Und warum?  Aus zwei Gründen:
 
Erstens ist die Rentabilität von Investitionen in den produktiven Sektoren der Wirtschaft sehr gering, es sei denn, sie werden durch staatliche Steuerzuschüsse usw. subventioniert. Es gibt also keinen Anreiz zu investieren.

 

US-Profitate des Nicht-Finanzsektors, %
Messung der Federal Reserve

 Und zweitens haben die steigenden Zinssätze, die durch die Anhebung des Leitzinses durch die Fed verursacht wurden, um angeblich die Inflation zu kontrollieren, die Kreditkosten auf ein Niveau erhöht, das seit den 1970er Jahren nicht mehr erreicht wurde.

Tatsächlich weist Goldman Sachs darauf hin, dass die Zahl der unrentablen Unternehmen im Jahr 2022 fast 50 % aller börsennotierten Unternehmen erreichen wird. Der Anteil dieser Unternehmen an der Wirtschaftstätigkeit ist zwar wesentlich geringer, macht aber immer noch 10 % der gesamten Unternehmenseinnahmen und 13 % der Investitionsausgaben und der Beschäftigung aus.  GS kommentiert, dass "höhere Finanzierungskosten einige dieser Unternehmen dazu zwingen könnten, die Arbeitskosten zu senken oder sogar zu schließen. Unrentable Unternehmen neigen dazu, ihre Investitionsausgaben stärker zu kürzen, wenn sie mit Margendruck konfrontiert sind, und wir haben festgestellt, dass sie auch die Arbeitskosten stärker kürzen, wenn sie von Zinsschocks betroffen sind."

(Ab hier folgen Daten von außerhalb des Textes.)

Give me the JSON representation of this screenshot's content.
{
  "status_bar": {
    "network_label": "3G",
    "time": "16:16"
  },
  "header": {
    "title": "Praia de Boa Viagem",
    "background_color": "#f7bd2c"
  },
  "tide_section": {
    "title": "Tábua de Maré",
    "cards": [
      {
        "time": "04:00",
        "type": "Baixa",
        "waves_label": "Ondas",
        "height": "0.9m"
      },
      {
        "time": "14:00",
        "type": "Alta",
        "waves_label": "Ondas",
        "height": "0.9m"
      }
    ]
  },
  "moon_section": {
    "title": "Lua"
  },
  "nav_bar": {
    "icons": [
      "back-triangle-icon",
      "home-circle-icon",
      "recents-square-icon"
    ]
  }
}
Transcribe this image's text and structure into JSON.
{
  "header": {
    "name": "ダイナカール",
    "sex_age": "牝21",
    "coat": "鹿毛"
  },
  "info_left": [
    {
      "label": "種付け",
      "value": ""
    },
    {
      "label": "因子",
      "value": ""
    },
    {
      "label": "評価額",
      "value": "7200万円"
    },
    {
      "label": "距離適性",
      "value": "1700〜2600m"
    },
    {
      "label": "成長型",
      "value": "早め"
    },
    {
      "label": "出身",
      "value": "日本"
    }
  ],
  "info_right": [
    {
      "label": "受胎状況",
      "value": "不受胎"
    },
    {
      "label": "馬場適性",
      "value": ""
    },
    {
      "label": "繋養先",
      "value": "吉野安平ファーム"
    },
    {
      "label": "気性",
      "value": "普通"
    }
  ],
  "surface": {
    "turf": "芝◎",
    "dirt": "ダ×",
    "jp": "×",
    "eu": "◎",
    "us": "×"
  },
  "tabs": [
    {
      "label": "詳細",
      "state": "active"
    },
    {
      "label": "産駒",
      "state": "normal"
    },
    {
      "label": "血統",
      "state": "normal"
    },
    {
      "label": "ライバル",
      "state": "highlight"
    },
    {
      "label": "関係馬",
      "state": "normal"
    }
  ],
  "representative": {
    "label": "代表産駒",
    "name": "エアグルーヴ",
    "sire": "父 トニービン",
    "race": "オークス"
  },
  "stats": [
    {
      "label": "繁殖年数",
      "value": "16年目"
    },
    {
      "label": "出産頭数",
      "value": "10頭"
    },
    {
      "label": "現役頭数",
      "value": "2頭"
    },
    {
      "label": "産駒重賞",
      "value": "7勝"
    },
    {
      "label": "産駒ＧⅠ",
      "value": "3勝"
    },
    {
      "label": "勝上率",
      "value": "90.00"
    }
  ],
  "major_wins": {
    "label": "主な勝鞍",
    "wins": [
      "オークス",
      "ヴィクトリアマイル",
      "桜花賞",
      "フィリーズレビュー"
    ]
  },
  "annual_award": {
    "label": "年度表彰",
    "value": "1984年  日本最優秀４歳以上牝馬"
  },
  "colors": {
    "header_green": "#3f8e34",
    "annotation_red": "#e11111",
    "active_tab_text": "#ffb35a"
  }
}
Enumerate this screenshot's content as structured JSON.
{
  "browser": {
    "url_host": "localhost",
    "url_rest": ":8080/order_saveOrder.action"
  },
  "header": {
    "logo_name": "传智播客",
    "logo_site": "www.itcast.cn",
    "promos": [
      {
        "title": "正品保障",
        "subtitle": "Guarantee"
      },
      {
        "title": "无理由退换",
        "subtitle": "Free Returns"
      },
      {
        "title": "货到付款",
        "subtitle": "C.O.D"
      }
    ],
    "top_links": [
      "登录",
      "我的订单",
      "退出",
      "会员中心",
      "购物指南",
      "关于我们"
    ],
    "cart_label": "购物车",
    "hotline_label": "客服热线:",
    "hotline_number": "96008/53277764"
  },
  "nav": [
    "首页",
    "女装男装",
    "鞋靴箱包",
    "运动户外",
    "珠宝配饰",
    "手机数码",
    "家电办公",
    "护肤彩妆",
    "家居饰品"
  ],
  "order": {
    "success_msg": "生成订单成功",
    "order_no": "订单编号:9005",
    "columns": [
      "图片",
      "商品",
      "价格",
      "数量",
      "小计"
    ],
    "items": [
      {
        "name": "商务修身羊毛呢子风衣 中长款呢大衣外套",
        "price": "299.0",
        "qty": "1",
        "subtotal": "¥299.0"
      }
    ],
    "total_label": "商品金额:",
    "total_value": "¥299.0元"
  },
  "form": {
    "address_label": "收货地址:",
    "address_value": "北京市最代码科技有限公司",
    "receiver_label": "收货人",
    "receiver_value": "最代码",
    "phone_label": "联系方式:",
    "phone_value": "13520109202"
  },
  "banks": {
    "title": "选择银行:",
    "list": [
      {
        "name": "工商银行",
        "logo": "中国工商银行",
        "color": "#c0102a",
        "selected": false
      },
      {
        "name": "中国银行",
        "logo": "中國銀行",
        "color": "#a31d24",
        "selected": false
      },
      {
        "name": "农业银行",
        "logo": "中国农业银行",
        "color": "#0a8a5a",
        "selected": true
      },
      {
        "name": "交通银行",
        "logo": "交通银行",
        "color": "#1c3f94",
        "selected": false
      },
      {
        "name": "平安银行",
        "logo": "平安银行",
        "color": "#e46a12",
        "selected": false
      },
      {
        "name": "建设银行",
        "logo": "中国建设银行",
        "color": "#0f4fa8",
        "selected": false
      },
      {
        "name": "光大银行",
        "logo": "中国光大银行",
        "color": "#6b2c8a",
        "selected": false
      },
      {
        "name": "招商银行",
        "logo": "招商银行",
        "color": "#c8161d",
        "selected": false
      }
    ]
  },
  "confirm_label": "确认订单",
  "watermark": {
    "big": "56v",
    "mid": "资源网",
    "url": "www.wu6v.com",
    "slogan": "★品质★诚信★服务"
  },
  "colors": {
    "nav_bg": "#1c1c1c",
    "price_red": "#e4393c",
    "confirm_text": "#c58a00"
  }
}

Wenn sich also das Wachstum des privaten Verbrauchs bis 2024 verlangsamen und die Unternehmensinvestitionen absolut zurückgehen werden, dann werden diese Daten für das dritte Quartal die letzten guten Nachrichten für die US-Wirtschaft sein. Und es gibt  weitere Anzeichen für eine Verlangsamung.  Die Zahl der offenen Stellen geht zurück, und die Zahl der von den Erwerbstätigen geleisteten Arbeitsstunden hat sich auf ein Rinnsal verlangsamt. Die meisten Prognostiker gehen nun davon aus, dass das BIP-Wachstum in den USA im nächsten Quartal auf annualisierte 0,8 % und dann im ersten Quartal 2024 auf 0,2 % zurückgehen wird. 

Darüber hinaus mag der Konsens für eine weiche Landung in den USA gelten, aber global gesehen ist das nicht der Fall. Ein zuverlässiger Hochfrequenz-Indikator für die aktuelle Wirtschaftstätigkeit ist der so genannte Einkaufsmanagerindex (PMI) - Erhebungen über die Umsätze, Aufträge und Beschäftigung von Unternehmen.  Der zusammengesetzte PMI zeigt das Aktivitätsniveau sowohl im verarbeitenden Gewerbe als auch im Dienstleistungssektor an.  Alles, was über 50 liegt, bedeutet Expansion, alles darunter bedeutet Schrumpfung.  Die jüngsten PMIs vom Oktober zeigen, dass die Weltwirtschaft am Rande einer Rezession steht, wobei nur die USA, Indien und China (und die Kriegswirtschaft Russlands) noch expandieren.  Nahezu alle anderen großen Volkswirtschaften schrumpfen im Oktober auf dieser Basis.

Die USA mögen im dritten Quartal expandiert haben, der Rest der Welt aber schrumpfte, und im Jahr 2024 könnten die USA zu ihnen stoßen.